Just in time for bikini season, Marvel is releasing TWO comic titles which feature an all woman heroine cast! But because we can’t have a female hero, super or otherwise, be something other than an object for teenage boy’s and men’s entertainment or a woman in a refrigerator, both titles are sexified up!
Via SeeBelow*, first up is Models, Inc.. Let’s let Marvel themselves tell us about it:
Fashion Week is always a hectic time for models, and this year is no exception. Between escaped wolves, robbery attempts, and overly friendly police officers, Mary Jane Watson, Patsy Walker, Jill Jerold, Chili Storm and Millicent (Millie the Model) Collins are testing the limits of their endurance. But when a brilliant young set designer is found murdered with three bullet holes in his back, and Millie proves to be the prime suspect, the models are forced to play detective in order to save one of their own!
Yeah. Just what I was looking for when I wanted a strong female character driven comic. Models who fight crime. Think the description is bad, just take a look at the cover, complete with the typical crap that goes with “women’s” magazines, like how to lose fat or articles about makeup.

As a female comic fan, those covers would not make me want to read them. And while I find them insulting, it’s the second comic that makes me stabby. Meet the Marvel Divas! Because nothing says superhero like “hot sexy fun”!

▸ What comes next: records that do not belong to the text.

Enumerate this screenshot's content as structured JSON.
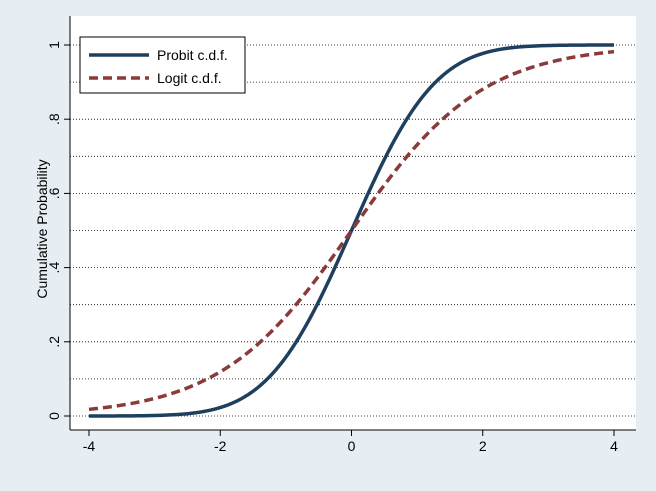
{
  "chart_data": {
    "type": "line",
    "title": "",
    "xlabel": "",
    "ylabel": "Cumulative Probability",
    "xlim": [
      -4,
      4
    ],
    "ylim": [
      0,
      1
    ],
    "xticks": [
      -4,
      -2,
      0,
      2,
      4
    ],
    "xtick_labels": [
      "-4",
      "-2",
      "0",
      "2",
      "4"
    ],
    "yticks": [
      0,
      0.2,
      0.4,
      0.6,
      0.8,
      1
    ],
    "ytick_labels": [
      "0",
      ".2",
      ".4",
      ".6",
      ".8",
      "1"
    ],
    "grid": "horizontal dotted every 0.1",
    "legend_position": "top-left",
    "x": [
      -4,
      -3.5,
      -3,
      -2.5,
      -2,
      -1.5,
      -1,
      -0.5,
      0,
      0.5,
      1,
      1.5,
      2,
      2.5,
      3,
      3.5,
      4
    ],
    "series": [
      {
        "name": "Probit c.d.f.",
        "color": "#1f3f5f",
        "style": "solid",
        "values": [
          0.0,
          0.0002,
          0.0013,
          0.0062,
          0.0228,
          0.0668,
          0.1587,
          0.3085,
          0.5,
          0.6915,
          0.8413,
          0.9332,
          0.9772,
          0.9938,
          0.9987,
          0.9998,
          1.0
        ]
      },
      {
        "name": "Logit c.d.f.",
        "color": "#8b3a3a",
        "style": "dashed",
        "values": [
          0.018,
          0.029,
          0.047,
          0.076,
          0.119,
          0.182,
          0.269,
          0.378,
          0.5,
          0.622,
          0.731,
          0.818,
          0.881,
          0.924,
          0.953,
          0.971,
          0.982
        ]
      }
    ]
  },
  "colors": {
    "frame_background": "#e6eef3",
    "plot_background": "#ffffff",
    "grid": "#000000",
    "axis": "#000000"
  }
}
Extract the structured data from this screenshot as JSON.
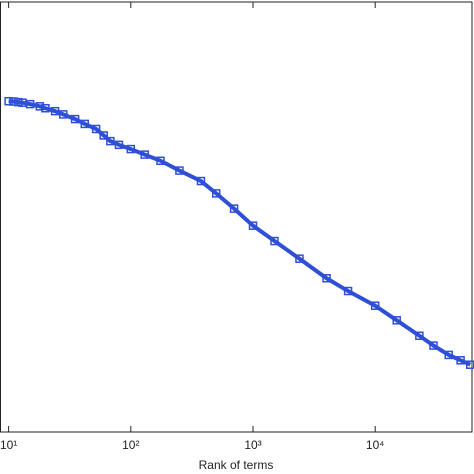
{
  "chart_data": {
    "type": "line",
    "xlabel": "Rank of terms",
    "xscale": "log",
    "yscale": "log",
    "x": [
      10,
      11,
      12,
      13,
      15,
      18,
      20,
      24,
      28,
      35,
      42,
      52,
      60,
      68,
      80,
      100,
      130,
      175,
      250,
      375,
      500,
      700,
      1000,
      1500,
      2400,
      4000,
      6000,
      10000,
      15000,
      23000,
      30000,
      40000,
      50000,
      60000
    ],
    "series": [
      {
        "color": "#2f4fd6",
        "marker": "square",
        "values": [
          473,
          470,
          465,
          460,
          448,
          430,
          415,
          393,
          370,
          339,
          310,
          282,
          250,
          225,
          210,
          194,
          175,
          156,
          130,
          107,
          85,
          64,
          46.6,
          35,
          25.2,
          17.5,
          13.8,
          10.5,
          8.0,
          6.0,
          5.0,
          4.2,
          3.8,
          3.5
        ]
      }
    ],
    "xlim": [
      8.5,
      62000
    ],
    "ylim": [
      1,
      3000
    ],
    "xticks": [
      {
        "value": 10,
        "label": "10¹"
      },
      {
        "value": 100,
        "label": "10²"
      },
      {
        "value": 1000,
        "label": "10³"
      },
      {
        "value": 10000,
        "label": "10⁴"
      }
    ]
  }
}
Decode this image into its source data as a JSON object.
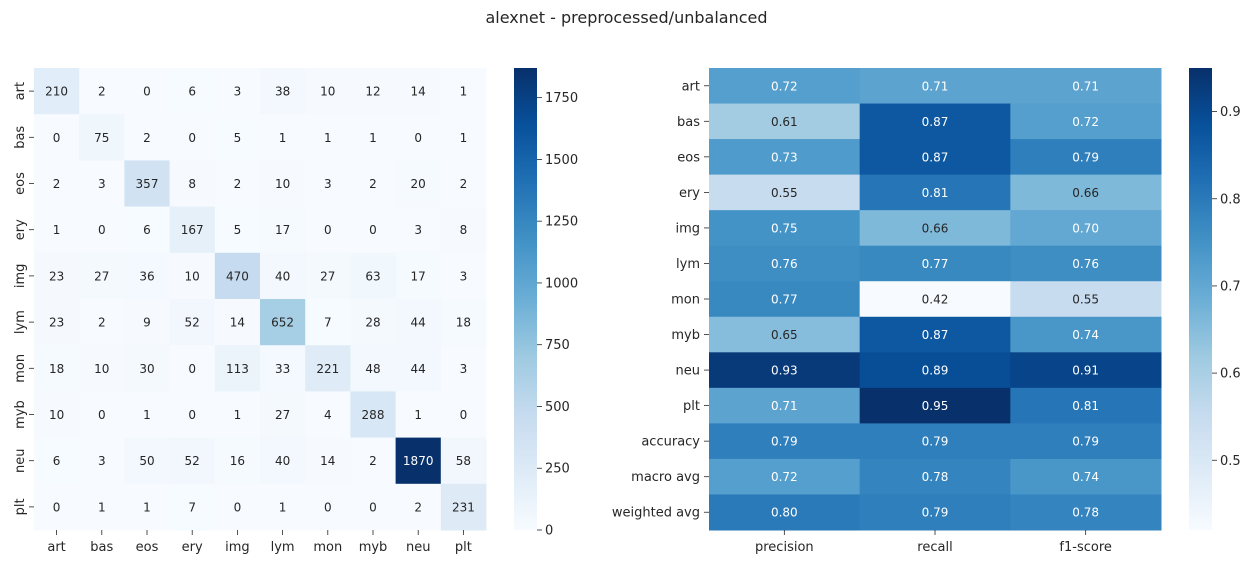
{
  "figure_title": "alexnet - preprocessed/unbalanced",
  "chart_data": [
    {
      "type": "heatmap",
      "name": "confusion-matrix",
      "row_labels": [
        "art",
        "bas",
        "eos",
        "ery",
        "img",
        "lym",
        "mon",
        "myb",
        "neu",
        "plt"
      ],
      "col_labels": [
        "art",
        "bas",
        "eos",
        "ery",
        "img",
        "lym",
        "mon",
        "myb",
        "neu",
        "plt"
      ],
      "values": [
        [
          210,
          2,
          0,
          6,
          3,
          38,
          10,
          12,
          14,
          1
        ],
        [
          0,
          75,
          2,
          0,
          5,
          1,
          1,
          1,
          0,
          1
        ],
        [
          2,
          3,
          357,
          8,
          2,
          10,
          3,
          2,
          20,
          2
        ],
        [
          1,
          0,
          6,
          167,
          5,
          17,
          0,
          0,
          3,
          8
        ],
        [
          23,
          27,
          36,
          10,
          470,
          40,
          27,
          63,
          17,
          3
        ],
        [
          23,
          2,
          9,
          52,
          14,
          652,
          7,
          28,
          44,
          18
        ],
        [
          18,
          10,
          30,
          0,
          113,
          33,
          221,
          48,
          44,
          3
        ],
        [
          10,
          0,
          1,
          0,
          1,
          27,
          4,
          288,
          1,
          0
        ],
        [
          6,
          3,
          50,
          52,
          16,
          40,
          14,
          2,
          1870,
          58
        ],
        [
          0,
          1,
          1,
          7,
          0,
          1,
          0,
          0,
          2,
          231
        ]
      ],
      "vmin": 0,
      "vmax": 1870,
      "colorbar_ticks": [
        0,
        250,
        500,
        750,
        1000,
        1250,
        1500,
        1750
      ],
      "colormap": "Blues"
    },
    {
      "type": "heatmap",
      "name": "classification-report",
      "row_labels": [
        "art",
        "bas",
        "eos",
        "ery",
        "img",
        "lym",
        "mon",
        "myb",
        "neu",
        "plt",
        "accuracy",
        "macro avg",
        "weighted avg"
      ],
      "col_labels": [
        "precision",
        "recall",
        "f1-score"
      ],
      "values": [
        [
          0.72,
          0.71,
          0.71
        ],
        [
          0.61,
          0.87,
          0.72
        ],
        [
          0.73,
          0.87,
          0.79
        ],
        [
          0.55,
          0.81,
          0.66
        ],
        [
          0.75,
          0.66,
          0.7
        ],
        [
          0.76,
          0.77,
          0.76
        ],
        [
          0.77,
          0.42,
          0.55
        ],
        [
          0.65,
          0.87,
          0.74
        ],
        [
          0.93,
          0.89,
          0.91
        ],
        [
          0.71,
          0.95,
          0.81
        ],
        [
          0.79,
          0.79,
          0.79
        ],
        [
          0.72,
          0.78,
          0.74
        ],
        [
          0.8,
          0.79,
          0.78
        ]
      ],
      "vmin": 0.42,
      "vmax": 0.95,
      "colorbar_ticks": [
        "0.5",
        "0.6",
        "0.7",
        "0.8",
        "0.9"
      ],
      "colormap": "Blues"
    }
  ]
}
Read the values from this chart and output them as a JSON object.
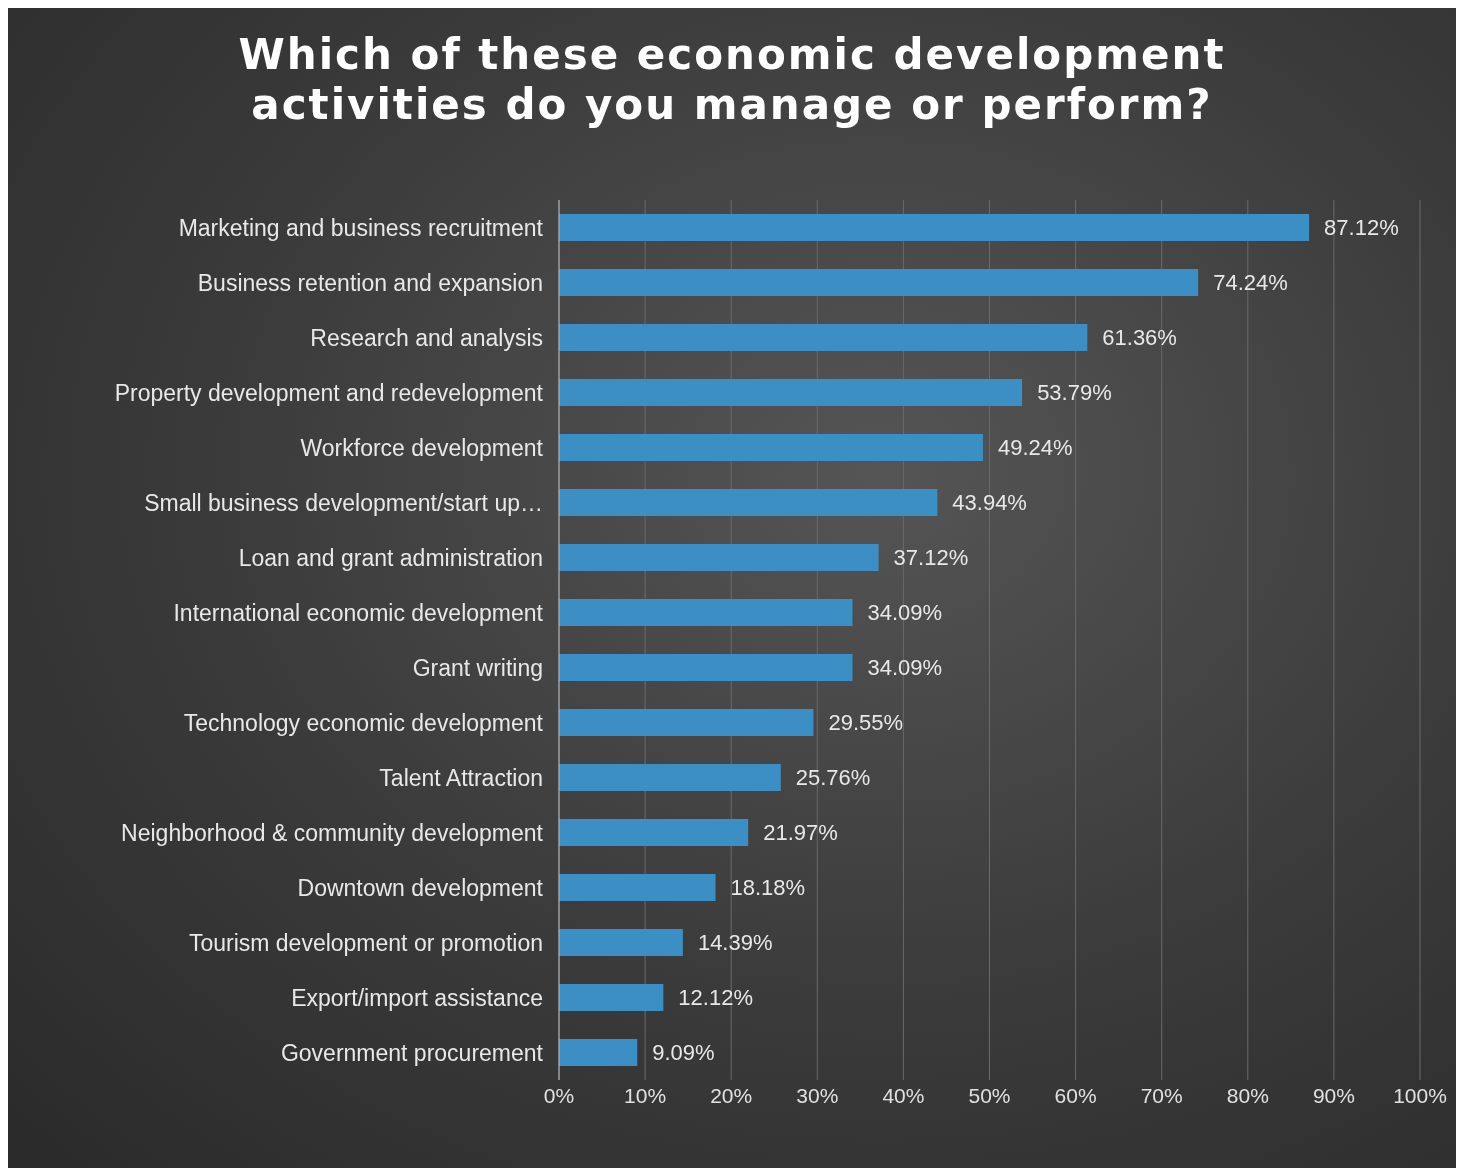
{
  "chart_data": {
    "type": "bar",
    "orientation": "horizontal",
    "title": "Which of these economic development activities do you manage or perform?",
    "categories": [
      "Marketing and business recruitment",
      "Business retention and expansion",
      "Research and analysis",
      "Property development and redevelopment",
      "Workforce development",
      "Small business development/start up…",
      "Loan and grant administration",
      "International economic development",
      "Grant writing",
      "Technology economic development",
      "Talent Attraction",
      "Neighborhood & community development",
      "Downtown development",
      "Tourism development or promotion",
      "Export/import assistance",
      "Government procurement"
    ],
    "values": [
      87.12,
      74.24,
      61.36,
      53.79,
      49.24,
      43.94,
      37.12,
      34.09,
      34.09,
      29.55,
      25.76,
      21.97,
      18.18,
      14.39,
      12.12,
      9.09
    ],
    "value_labels": [
      "87.12%",
      "74.24%",
      "61.36%",
      "53.79%",
      "49.24%",
      "43.94%",
      "37.12%",
      "34.09%",
      "34.09%",
      "29.55%",
      "25.76%",
      "21.97%",
      "18.18%",
      "14.39%",
      "12.12%",
      "9.09%"
    ],
    "color": "#3b8fc4",
    "xlim": [
      0,
      100
    ],
    "xticks": [
      {
        "value": 0,
        "label": "0%"
      },
      {
        "value": 10,
        "label": "10%"
      },
      {
        "value": 20,
        "label": "20%"
      },
      {
        "value": 30,
        "label": "30%"
      },
      {
        "value": 40,
        "label": "40%"
      },
      {
        "value": 50,
        "label": "50%"
      },
      {
        "value": 60,
        "label": "60%"
      },
      {
        "value": 70,
        "label": "70%"
      },
      {
        "value": 80,
        "label": "80%"
      },
      {
        "value": 90,
        "label": "90%"
      },
      {
        "value": 100,
        "label": "100%"
      }
    ],
    "grid": "x",
    "legend": false
  }
}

“The idea behind the series was to have some sudsy fun and lift the curtain a bit and take a peep at some of our most fabulous super heroines,” says Marvel’s Roberto Aguirre-Sacasa, “In the series, they’re an unlikely foursome of friends–Black Cat, Hell Cat, Firestar, and Photon–with TWO things in common: They’re all leading double-lives and they’re all having romantic trouble. The pitch started as “Sex and the City” in the Marvel Universe, and there’s definitely that “naughty” element to it, but I also think the series is doing to a deeper place, asking question about what it means…truly means…to be a woman in an industry dominated by testosterone and guns. (And I mean both the super hero industry and the comic book industry.) But mostly it’s just a lot of hot fun.”

Who, exactly, is this for again? There’s the implication that we get to see them naked in the shower. The “naughty element” and “hot fun”. It doesn’t sound like a comic that is geared toward a largely female readership to me. Besides, I can’t imagine that if you wanted to get into what it truly means to be a woman in a male dominated industry you’d hear them talking about their romantic lives instead of talking about the sexism, discrimination, and frustrations actual women who do work in a male dominated industry deal with every day.
As if that alone wasn’t enough, Marvel’s editor in chief Joe Quesada had this to say about the criticisms:
If you’re [a] Marvel reader and truly feel we’re sexist, then why are you reading our books? Now, perhaps you’re not a Marvel reader, then if that’s the case, I’m not quite sure what you’re criticizing if you don’t read our books?
You get that? He doesn’t think they are sexist, otherwise why is he addressing the reader as thinking that way, and even if they are, he doesn’t care. Especially if you don’t read their books, then he doesn’t want to hear your opinion. He’ll do whatever it takes to make money, even if it means insulting and alienating readers. His idea of a strong woman and feminism is someone who can kick ass while looking sexy. Because it’s all about how a woman makes herself look for the pleasure of others, not what she accomplishes or even just what she wants for herself.
It’s crap like this that drives me to read good comics that can take issues, tell good stories, and often have beautiful artwork.